Una palabra del Señor en la última cena alumbra una nueva misión para la Iglesia naciente. Los apóstoles reciben en aquel momento una nueva encomienda: “Haced esto en memoria mía”. Lo que Jesús les ha mandado hacer es la celebración de la eucaristía, renovar y actualizar el misterio de la cruz. Decir al mundo “tomad y comed, es mi cuerpo”, “tomad y bebed, es mi sangre”.
No es un mandato menor: el sacramento de la eucaristía es el núcleo central de la celebración y de la Iglesia misma por eso se afirma que es fuente y culmen de la vida cristiana. Sin eucaristía no hay vida cristiana no hay Iglesia. Se afirma con rotundidad que, de la misma forma que la Iglesia hace la eucaristía -la celebra-, la eucaristía construye la Iglesia, la edifica, la sostiene. En la eucaristía está Jesús vivo unido a su cuerpo que es la Iglesia, por eso, quien participa de Él en la comunión participa de un encuentro salvador.
La fe que la Iglesia anuncia se tiene que convertir rápidamente en una fe celebrada. No se queda en los libros, salta a la vida de una comunidad y de las personas que forman parte de ella. La liturgia vela para que cada una de esas celebraciones, que son llamadas sacramentos, transmitan fielmente la fe de la Iglesia y vehiculen la vida de la gracia.
No es la eucaristía el único sacramento. Este misterio de Cristo se continúa en la Iglesia, en la que está presente Cristo y siempre le sirve, especialmente a través de aquellos signos instituidos por Él mismo, que significan y producen el don de la gracia, que son designados con el nombre de sacramentos. El Catecismo de la Iglesia Católica ofrece la siguiente definición: “Los sacramentos son signos eficaces de la gracia, instituidos por Cristo y confiados a la Iglesia por los cuales nos es dispensada la vida divina”.
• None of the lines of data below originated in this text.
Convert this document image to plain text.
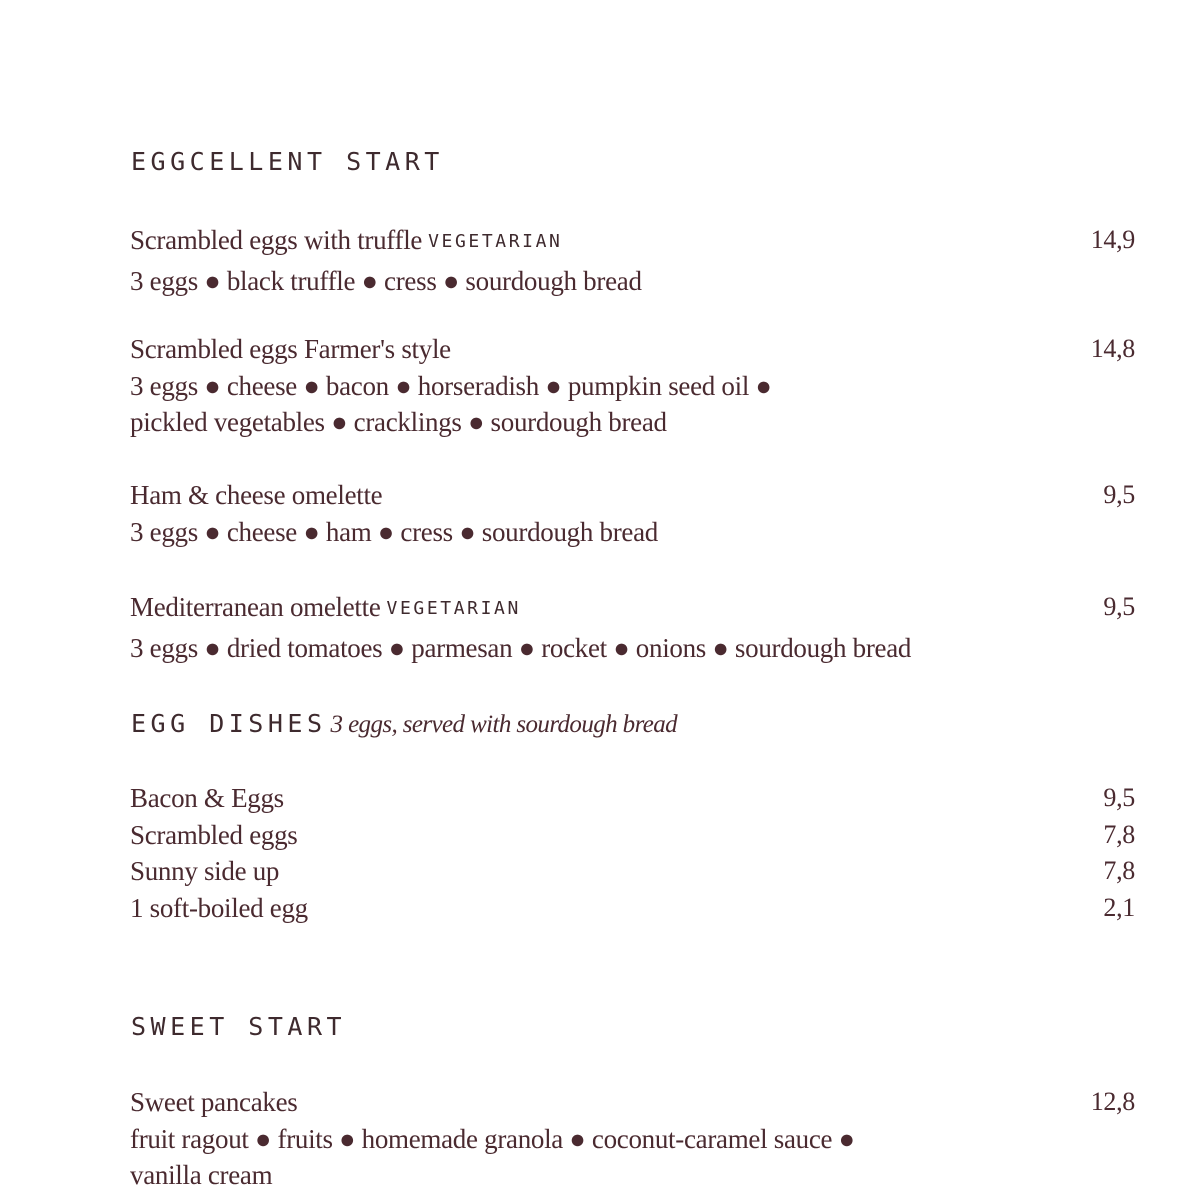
EGGCELLENT START
Scrambled eggs with truffle VEGETARIAN	14,9
3 eggs ● black truffle ● cress ● sourdough bread
Scrambled eggs Farmer's style	14,8
3 eggs ● cheese ● bacon ● horseradish ● pumpkin seed oil ●
pickled vegetables ● cracklings ● sourdough bread
Ham & cheese omelette	9,5
3 eggs ● cheese ● ham ● cress ● sourdough bread
Mediterranean omelette VEGETARIAN	9,5
3 eggs ● dried tomatoes ● parmesan ● rocket ● onions ● sourdough bread
EGG DISHES 3 eggs, served with sourdough bread
Bacon & Eggs	9,5
Scrambled eggs	7,8
Sunny side up	7,8
1 soft-boiled egg	2,1
SWEET START
Sweet pancakes	12,8
fruit ragout ● fruits ● homemade granola ● coconut-caramel sauce ●
vanilla cream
Los sacramentos de la Iglesia -bautismo, eucaristía, confirmación, confesión, unción de enfermos, orden sacerdotal y matrimonio- corresponden a las etapas y los momentos importantes de la vida del cristiano y tienen un cierto paralelismo con la vida natural: le dan origen, la alimentan, la curan y la impulsan al servicio de los demás, al encuentro del otro. Por eso, en cada celebración del sacramento hay una auténtica celebración cristiana que se transmite a toda la comunidad.
La celebración cristiana no solo supone la fe, también la fortalece, la acrecienta y la expresa con palabras y acciones. Centenares de fiestas y lugares sagrados, además de expresiones de la religiosidad popular, tienen su origen y centro en la vida sacramental. El fruto de la vida sacramental es a la vez personal y eclesial.